Jaded (Walkers Ford #2)

After a moment’s hesitation he did, his expression sullen. Hands fisted in his coat pockets he stared out the window, keeping his face turned away from Alana. Content to ride in silence, Alana drove through the deepening twilight, bypassing the turnoff for Brookhaven on County Road 12 and continuing another mile east.

“You know where you’re going,” Cody said.

“I’ve driven the bookmobile when Mrs. Battle has a doctor’s appointment, so I learned some of the country roads,” she explained. Suddenly Mrs. Battle’s willingness to give up bookmobile duty made more sense.

He snorted, and turned to look at her. “You drive the bookmobile,” he said.

The bookmobile was in a renovated school bus. “I do,” she replied. Technically, she should have a commercial driver’s license to drive such a large vehicle, something she hoped would escape Cody’s attention, but if she didn’t make the weekly rounds to the four other tiny communities in the county, the residents went without books. Not to mention the hassle of extending loans due to expire. “As long as I don’t have to back up, I’m fine.”

A single light in the distance grew larger, then resolved into two windows in a double-wide trailer. Cody didn’t say a word as she turned into the rutted tracks forming the driveway. Weathered skirting sagged from rusted bolts, and the television blasted from the interior, loud enough for Alana to hear it through the screen door and inside the heavily soundproofed Audi. A plastic turtle sat off to one side, sand and a scratched plastic shovel spilling onto the grass.

Cody fumbled along the arm of the passenger door until he found the correct button to unlock the door. Three little kids piled out of the trailer’s door, tumbling down the rickety steps and swarming around her car. He shoved open the door and swung out those long legs, the light from the open door cutting his cheekbones into unnatural angles.

It was a long, long walk from this house to the library.

The five-day forecast flashed in her brain.
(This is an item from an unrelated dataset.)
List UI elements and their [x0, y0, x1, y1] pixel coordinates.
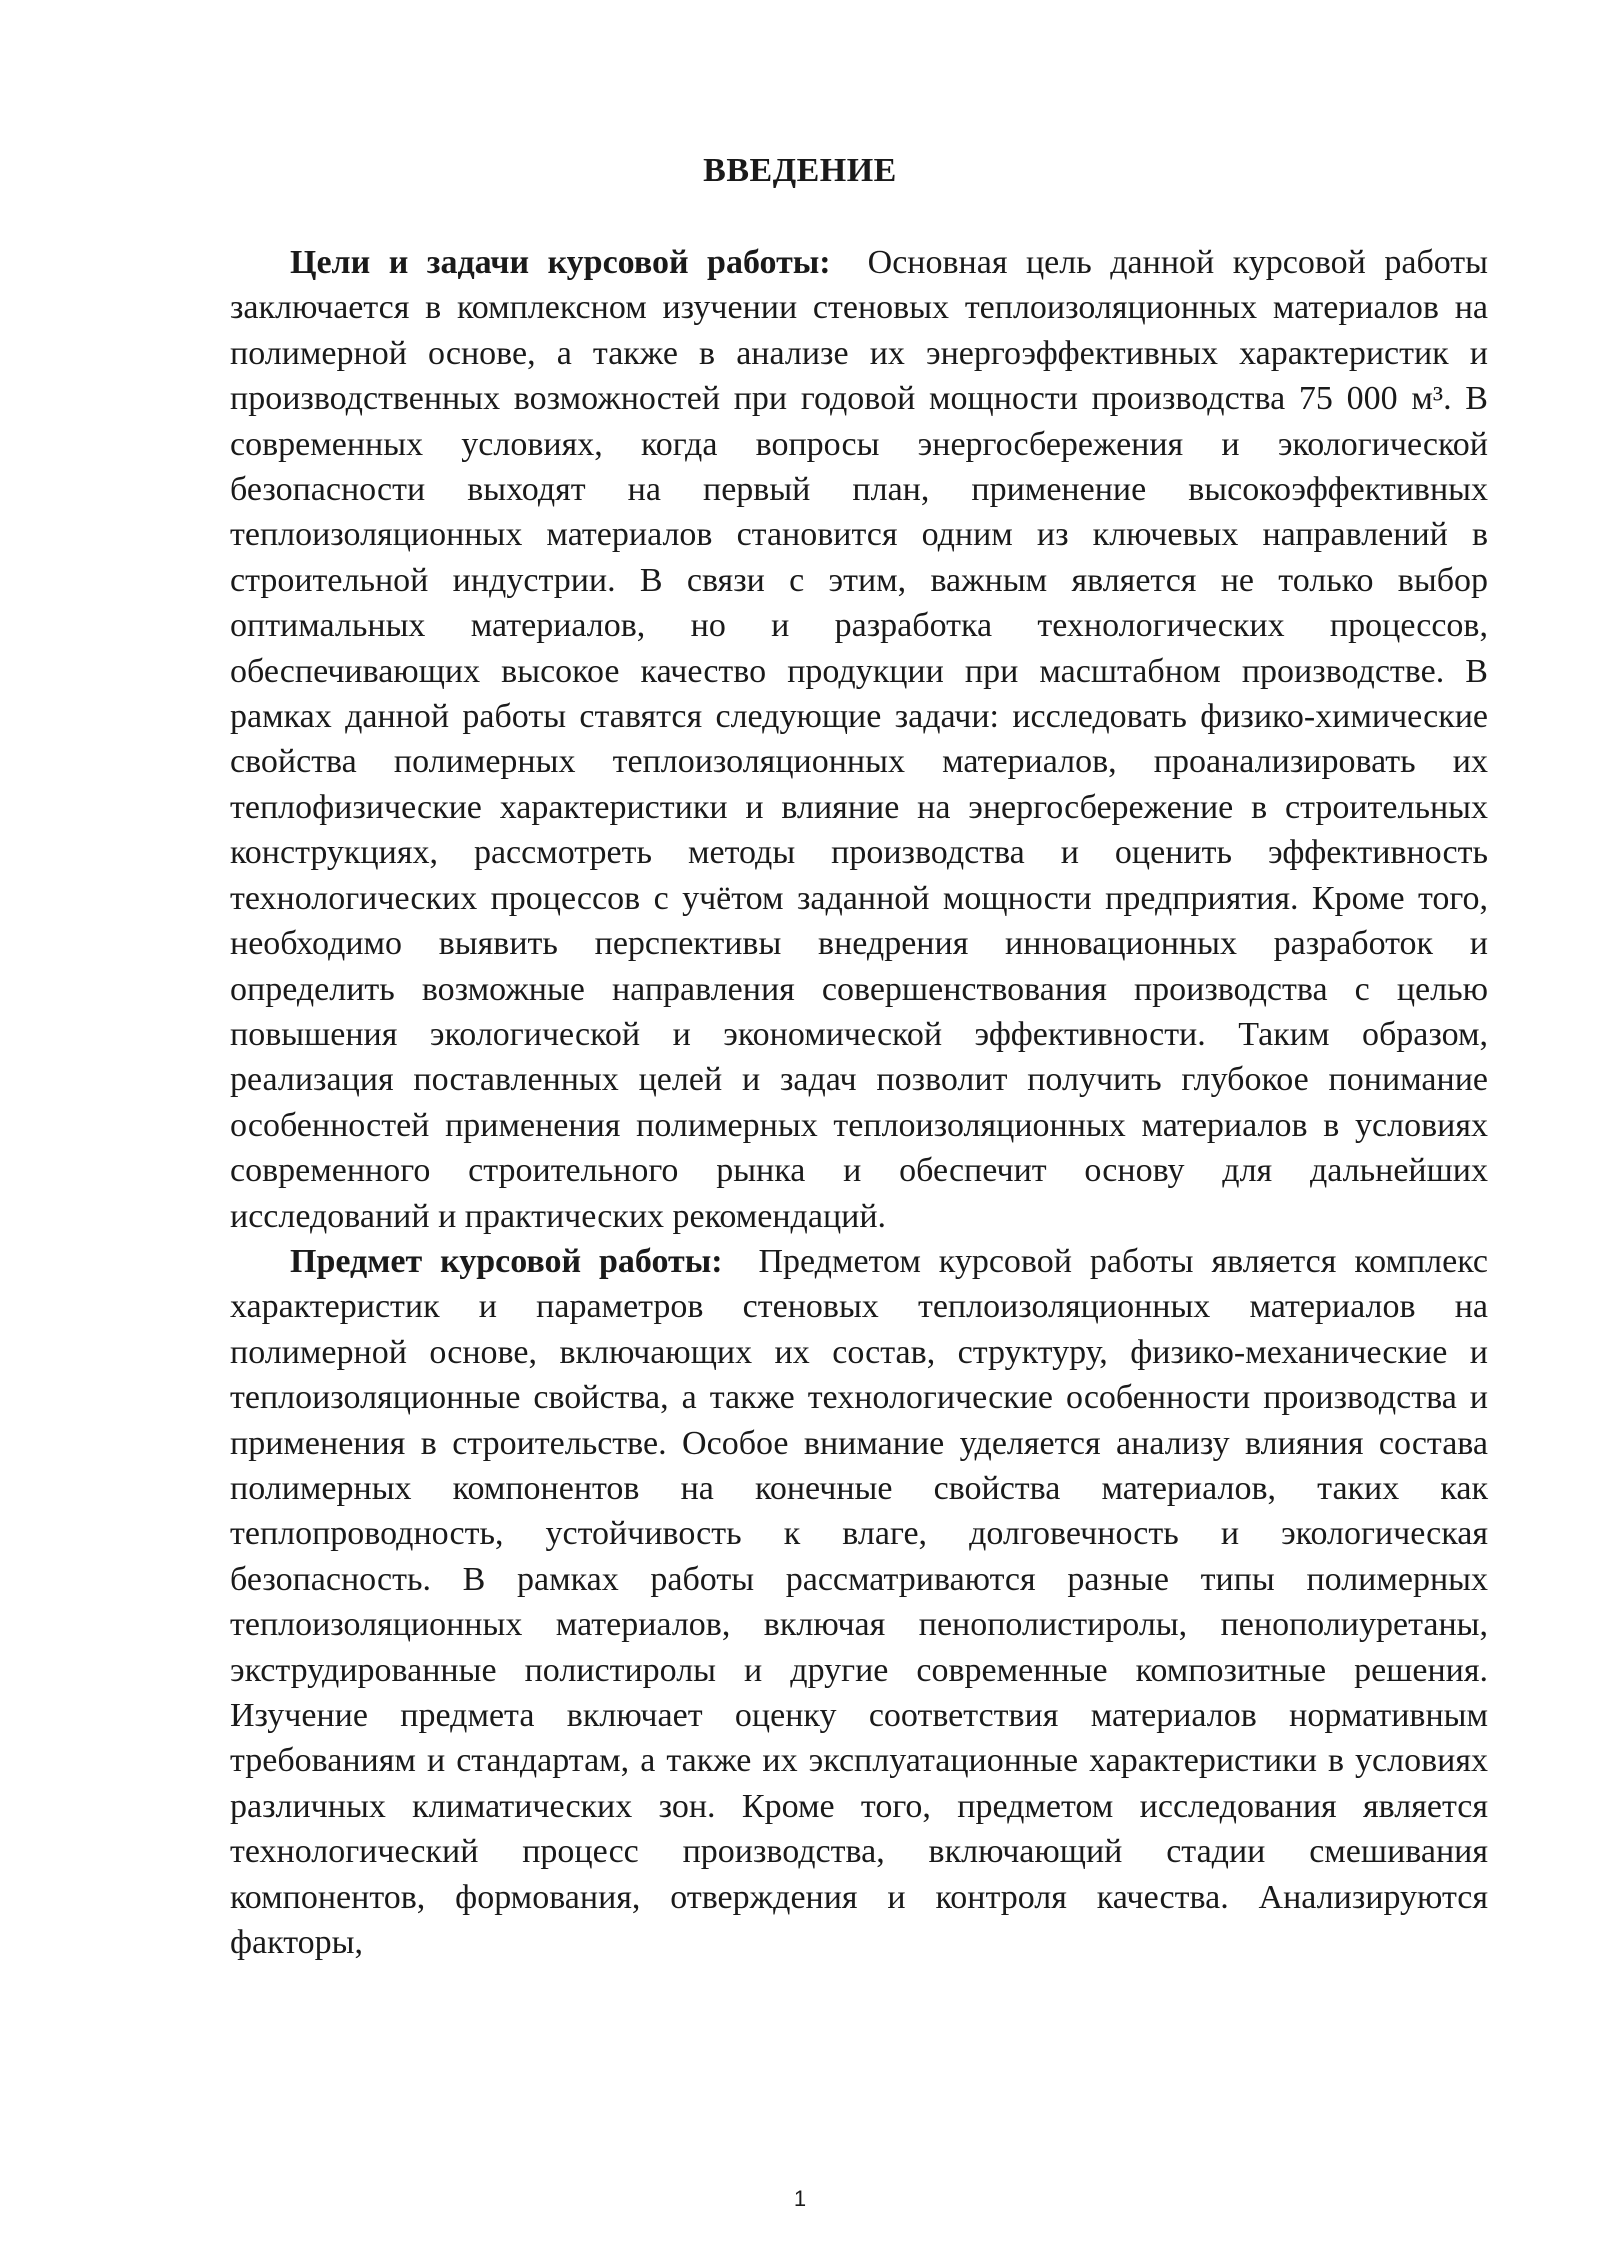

She stopped him with a hand on his arm. “I can come pick you up tomorrow morning,” she started. “The low tonight is—”

He shook her off and got out of the car. “Not necessary,” he said.

“Cody—”

“Just go.”

She expected the door to slam with enough force to rock the car on its axles. Instead, it closed gently, almost respectfully. He picked up two of the kids under one arm and hoisted the oldest into the other. Each of the kids got a kiss.

She shifted into reverse and backed down the ruts, the car jouncing as she did. Cody stood in the darkness beside the rectangular light cast on the dirt in front of the door, watching her go. Only when she was back on the road did he climb the steps and open the screen door.

She backtracked to Brookhaven. The house loomed black and angular against the twilight sky, a swath of stars spread over the prairie as she drove up the wide, arcing driveway to park in front of the grand double doors. She paused for a moment. This was the kind of house she was supposed to live in, grand enough to make a statement about the position she was supposed to have in the world, big enough for the role she was supposed to have as the highly educated, capable-in-her-own-right political hostess for David. It was beautiful and stately and perfect for a Wentworth, exactly the kind of house she’d go home to when she went back to Chicago. If she felt more at home in the tiny house she rented from Lucas than she did in Brookhaven, much less Chicago or the Hamptons or Nantucket, she could fix that. She could learn to make Chicago and the Wentworth Foundation her home. After all, no one would really trade the life of a Wentworth for the life of a small-town librarian.

Like Lucas’s grandmother’s roses, carefully tended and nurtured in harsh conditions, she would bloom where she was planted: in Chicago, in a hundred years of family service, not in Walkers Ford, South Dakota.

Brookhaven’s new owner, Chloe Nichols, had moved right in and opened the retreat center, where residents could come and stay for any length of time from overnight to several months. At the moment, only the upstairs bedrooms were available, but Chloe had plans to build small cabins in the meadow that sprawled from the backyard to the creek running through the property. She had slowly but surely made her mark on the big house. Carefully piled stones lined the driveway, and the sailing ship figurehead was gone from the third-story balcony, replaced with a string of Buddhist prayer flags. Wind chimes sounded above the entryway. Alana rang the doorbell, not sure who would answer. Chloe had three retreatants at the moment, but Chloe herself pulled open the door. Her dark brown hair was pulled back in a simple ponytail, and she wore yoga pants, thick socks, and a green fleece pullover zipped to her chin.

“Come in, come in,” she exclaimed, leaning in for the cheek kiss Alana automatically returned. “How are you? Would you like some tea?”